Domanda

When you have a base class in your main executable and subclasses (say, plugins) defined in DLLs, what happens when you want to get a plugin?

I am looking for an article/answer that'd clarify what happens when you

  • load a DLL
  • call a DLL's function that returns a plugin* (it has virtual functions)
  • use that plugin in your main executable's code
  • delete, unload

I am thinking about the vtable and other C++ issues. For instance, if you unload the DLL stil having some plugins running... The "code" will be gone?

È stato utile?

Soluzione

Since you are talking about plugins, you must be doing something like LoadLibrary. Assuming Windows:

  • Load a library. You would normally call LoadLibrary followed by GetProcAddress. The DLL is loaded into the process address space and you have the pointer to the function exposed.
  • Call a DLL's function that returns a plugin* (it has virtual functions). You would cast a the return value from GetProcAddress to the function pointer type, and call it.

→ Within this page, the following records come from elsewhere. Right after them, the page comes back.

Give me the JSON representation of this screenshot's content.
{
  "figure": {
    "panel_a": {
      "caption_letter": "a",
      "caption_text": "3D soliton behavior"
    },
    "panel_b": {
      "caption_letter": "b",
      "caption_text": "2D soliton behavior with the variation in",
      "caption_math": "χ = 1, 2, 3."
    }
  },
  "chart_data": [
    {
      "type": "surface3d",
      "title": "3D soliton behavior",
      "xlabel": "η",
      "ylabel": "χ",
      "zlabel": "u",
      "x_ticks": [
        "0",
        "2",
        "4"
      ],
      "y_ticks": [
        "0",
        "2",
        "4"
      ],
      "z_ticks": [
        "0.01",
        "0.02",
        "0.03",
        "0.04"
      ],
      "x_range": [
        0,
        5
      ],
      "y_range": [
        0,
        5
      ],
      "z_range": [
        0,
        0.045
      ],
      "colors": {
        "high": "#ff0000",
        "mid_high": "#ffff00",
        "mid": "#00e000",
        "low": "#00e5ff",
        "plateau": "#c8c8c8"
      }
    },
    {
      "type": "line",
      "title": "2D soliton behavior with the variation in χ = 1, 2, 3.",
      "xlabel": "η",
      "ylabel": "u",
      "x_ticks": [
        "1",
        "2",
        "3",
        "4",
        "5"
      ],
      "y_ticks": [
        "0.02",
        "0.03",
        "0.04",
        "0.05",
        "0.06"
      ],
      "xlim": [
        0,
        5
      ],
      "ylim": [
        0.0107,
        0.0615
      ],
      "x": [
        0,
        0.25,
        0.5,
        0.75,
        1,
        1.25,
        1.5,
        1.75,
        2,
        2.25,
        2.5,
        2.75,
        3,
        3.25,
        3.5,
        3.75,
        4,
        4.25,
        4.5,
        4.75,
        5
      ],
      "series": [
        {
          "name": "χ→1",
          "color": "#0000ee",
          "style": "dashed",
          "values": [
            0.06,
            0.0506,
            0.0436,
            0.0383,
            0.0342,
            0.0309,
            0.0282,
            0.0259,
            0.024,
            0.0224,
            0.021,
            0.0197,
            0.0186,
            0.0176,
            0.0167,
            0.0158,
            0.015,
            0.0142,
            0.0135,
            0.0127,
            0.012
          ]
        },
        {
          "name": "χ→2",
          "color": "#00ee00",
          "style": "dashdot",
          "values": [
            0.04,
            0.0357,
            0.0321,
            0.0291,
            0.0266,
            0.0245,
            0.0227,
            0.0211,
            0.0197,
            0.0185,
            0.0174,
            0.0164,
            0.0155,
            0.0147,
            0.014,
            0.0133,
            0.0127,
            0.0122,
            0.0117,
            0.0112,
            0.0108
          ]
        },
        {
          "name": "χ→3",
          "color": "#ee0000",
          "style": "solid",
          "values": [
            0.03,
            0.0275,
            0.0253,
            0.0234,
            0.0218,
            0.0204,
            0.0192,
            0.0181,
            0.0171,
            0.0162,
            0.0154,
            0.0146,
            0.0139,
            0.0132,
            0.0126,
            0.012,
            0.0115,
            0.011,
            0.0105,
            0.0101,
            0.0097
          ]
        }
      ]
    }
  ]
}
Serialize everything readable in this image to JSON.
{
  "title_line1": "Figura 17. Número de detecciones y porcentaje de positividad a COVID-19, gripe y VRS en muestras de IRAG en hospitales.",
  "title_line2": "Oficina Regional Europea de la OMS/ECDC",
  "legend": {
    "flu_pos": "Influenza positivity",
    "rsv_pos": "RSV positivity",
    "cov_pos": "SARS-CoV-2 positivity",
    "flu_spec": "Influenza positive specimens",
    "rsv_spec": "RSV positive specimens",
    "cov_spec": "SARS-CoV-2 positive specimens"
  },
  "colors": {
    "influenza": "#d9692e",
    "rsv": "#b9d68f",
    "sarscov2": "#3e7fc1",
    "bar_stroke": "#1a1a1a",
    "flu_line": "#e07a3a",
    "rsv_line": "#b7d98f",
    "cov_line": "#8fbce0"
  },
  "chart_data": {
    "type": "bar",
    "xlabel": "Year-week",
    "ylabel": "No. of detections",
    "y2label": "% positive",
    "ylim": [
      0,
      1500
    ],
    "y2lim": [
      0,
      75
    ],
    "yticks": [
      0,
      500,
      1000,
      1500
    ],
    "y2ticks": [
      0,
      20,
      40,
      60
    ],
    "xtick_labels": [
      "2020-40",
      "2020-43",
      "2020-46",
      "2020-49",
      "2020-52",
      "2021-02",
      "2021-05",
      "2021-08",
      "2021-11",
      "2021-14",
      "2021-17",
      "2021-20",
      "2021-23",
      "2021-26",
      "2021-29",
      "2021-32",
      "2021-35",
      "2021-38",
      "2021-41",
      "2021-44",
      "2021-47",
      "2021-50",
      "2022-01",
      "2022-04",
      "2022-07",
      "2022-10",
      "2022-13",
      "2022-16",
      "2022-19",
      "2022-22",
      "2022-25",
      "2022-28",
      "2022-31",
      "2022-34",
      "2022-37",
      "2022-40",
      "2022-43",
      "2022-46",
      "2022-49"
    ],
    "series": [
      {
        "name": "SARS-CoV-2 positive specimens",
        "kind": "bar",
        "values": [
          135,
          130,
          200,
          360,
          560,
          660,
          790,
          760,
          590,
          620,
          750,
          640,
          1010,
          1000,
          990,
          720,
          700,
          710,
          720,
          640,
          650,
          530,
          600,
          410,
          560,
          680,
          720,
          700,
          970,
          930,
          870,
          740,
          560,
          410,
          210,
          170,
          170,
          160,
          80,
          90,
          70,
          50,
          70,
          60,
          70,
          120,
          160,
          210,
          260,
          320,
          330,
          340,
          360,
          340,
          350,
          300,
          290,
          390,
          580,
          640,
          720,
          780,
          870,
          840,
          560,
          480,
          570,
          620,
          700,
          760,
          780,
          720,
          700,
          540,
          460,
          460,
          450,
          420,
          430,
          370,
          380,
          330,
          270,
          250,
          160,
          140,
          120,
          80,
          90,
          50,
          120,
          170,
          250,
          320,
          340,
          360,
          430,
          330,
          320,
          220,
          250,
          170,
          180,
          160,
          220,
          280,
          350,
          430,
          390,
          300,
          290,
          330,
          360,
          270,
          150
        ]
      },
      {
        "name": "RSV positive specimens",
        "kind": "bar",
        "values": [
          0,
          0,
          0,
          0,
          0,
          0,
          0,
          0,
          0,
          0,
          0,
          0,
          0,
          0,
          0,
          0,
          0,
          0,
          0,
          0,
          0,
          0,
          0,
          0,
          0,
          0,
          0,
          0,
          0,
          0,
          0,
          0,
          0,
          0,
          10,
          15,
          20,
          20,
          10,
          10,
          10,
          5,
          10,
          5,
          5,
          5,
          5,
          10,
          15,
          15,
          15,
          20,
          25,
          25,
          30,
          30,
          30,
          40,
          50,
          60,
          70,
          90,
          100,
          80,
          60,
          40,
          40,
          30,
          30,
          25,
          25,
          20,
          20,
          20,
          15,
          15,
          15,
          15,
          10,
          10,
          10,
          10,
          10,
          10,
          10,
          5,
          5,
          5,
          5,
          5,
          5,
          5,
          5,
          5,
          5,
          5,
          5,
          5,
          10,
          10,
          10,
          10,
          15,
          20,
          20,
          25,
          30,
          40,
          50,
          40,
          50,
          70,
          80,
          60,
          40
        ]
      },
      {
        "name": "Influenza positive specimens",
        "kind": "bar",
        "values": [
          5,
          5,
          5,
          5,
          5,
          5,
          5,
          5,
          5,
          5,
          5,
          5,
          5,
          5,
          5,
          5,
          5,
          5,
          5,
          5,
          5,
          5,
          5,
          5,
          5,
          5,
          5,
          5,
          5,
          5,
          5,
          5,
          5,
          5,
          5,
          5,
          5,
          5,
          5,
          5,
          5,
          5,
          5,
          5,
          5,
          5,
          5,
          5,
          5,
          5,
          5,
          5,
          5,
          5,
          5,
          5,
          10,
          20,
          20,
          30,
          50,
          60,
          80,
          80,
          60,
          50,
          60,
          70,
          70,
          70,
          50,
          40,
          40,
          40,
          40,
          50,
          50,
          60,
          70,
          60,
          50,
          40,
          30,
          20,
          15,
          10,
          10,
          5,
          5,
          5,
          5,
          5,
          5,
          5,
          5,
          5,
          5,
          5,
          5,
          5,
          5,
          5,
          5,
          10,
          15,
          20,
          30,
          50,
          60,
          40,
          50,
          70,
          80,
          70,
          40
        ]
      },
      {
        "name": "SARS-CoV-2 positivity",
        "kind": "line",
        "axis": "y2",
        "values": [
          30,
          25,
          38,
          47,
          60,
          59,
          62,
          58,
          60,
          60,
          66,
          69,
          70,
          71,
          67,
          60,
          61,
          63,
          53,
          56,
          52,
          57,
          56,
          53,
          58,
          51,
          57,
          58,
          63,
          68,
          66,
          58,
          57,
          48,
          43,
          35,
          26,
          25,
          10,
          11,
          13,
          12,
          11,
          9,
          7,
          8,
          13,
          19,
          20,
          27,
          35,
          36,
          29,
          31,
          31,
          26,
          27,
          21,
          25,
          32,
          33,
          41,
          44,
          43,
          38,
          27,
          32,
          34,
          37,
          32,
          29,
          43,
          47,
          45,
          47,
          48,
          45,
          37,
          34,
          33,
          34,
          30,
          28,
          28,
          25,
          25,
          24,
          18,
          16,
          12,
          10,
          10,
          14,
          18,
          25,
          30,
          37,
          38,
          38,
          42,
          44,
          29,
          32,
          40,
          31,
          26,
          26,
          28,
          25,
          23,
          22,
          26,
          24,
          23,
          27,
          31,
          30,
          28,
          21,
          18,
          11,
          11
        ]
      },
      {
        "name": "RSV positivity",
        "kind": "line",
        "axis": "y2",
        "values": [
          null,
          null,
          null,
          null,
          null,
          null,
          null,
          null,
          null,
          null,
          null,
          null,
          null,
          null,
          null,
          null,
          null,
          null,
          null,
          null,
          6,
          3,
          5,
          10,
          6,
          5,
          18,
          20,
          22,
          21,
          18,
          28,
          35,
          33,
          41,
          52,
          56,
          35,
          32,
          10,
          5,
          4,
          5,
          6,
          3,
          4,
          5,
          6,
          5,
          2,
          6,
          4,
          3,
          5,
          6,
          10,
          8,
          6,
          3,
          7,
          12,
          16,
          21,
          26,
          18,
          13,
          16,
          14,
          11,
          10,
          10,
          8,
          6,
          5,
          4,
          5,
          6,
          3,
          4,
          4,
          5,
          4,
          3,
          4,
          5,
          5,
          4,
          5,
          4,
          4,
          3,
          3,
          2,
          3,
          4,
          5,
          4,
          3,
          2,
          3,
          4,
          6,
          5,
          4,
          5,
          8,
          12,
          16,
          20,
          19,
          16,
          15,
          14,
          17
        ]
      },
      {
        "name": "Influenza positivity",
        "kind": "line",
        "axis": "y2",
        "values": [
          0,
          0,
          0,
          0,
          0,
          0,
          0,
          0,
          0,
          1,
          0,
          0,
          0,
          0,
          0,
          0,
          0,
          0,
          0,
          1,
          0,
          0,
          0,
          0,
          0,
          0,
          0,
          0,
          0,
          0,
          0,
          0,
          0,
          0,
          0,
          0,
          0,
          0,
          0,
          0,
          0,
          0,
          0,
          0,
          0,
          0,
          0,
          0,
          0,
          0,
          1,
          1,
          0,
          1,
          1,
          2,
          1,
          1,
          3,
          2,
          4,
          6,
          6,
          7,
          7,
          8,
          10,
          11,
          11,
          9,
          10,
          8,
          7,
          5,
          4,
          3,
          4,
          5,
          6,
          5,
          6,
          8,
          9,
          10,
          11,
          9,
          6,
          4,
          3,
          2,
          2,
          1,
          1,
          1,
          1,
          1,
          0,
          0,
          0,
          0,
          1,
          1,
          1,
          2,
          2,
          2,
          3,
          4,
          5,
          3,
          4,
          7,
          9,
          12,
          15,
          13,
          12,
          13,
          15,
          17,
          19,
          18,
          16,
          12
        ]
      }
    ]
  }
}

Everything should work as normal.
  • Use that plugin in your main executable's code. There is nothing special.
  • Delete the plugin. I assume you use a function in the DLL to do so, and it should be fine. Directly calling delete can be dangerous, as the DLL may have a separate memory manager (depending on what runtime you use).
  • Unload the DLL. You call FreeLibrary, and the code is gone. The pointers you previously get from GetProcAddress become invalid.

I am not aware specific vtable issues. If you unload the DLL while the code is still running, I would assume the program will crash at this point, as the code address space becomes invalid.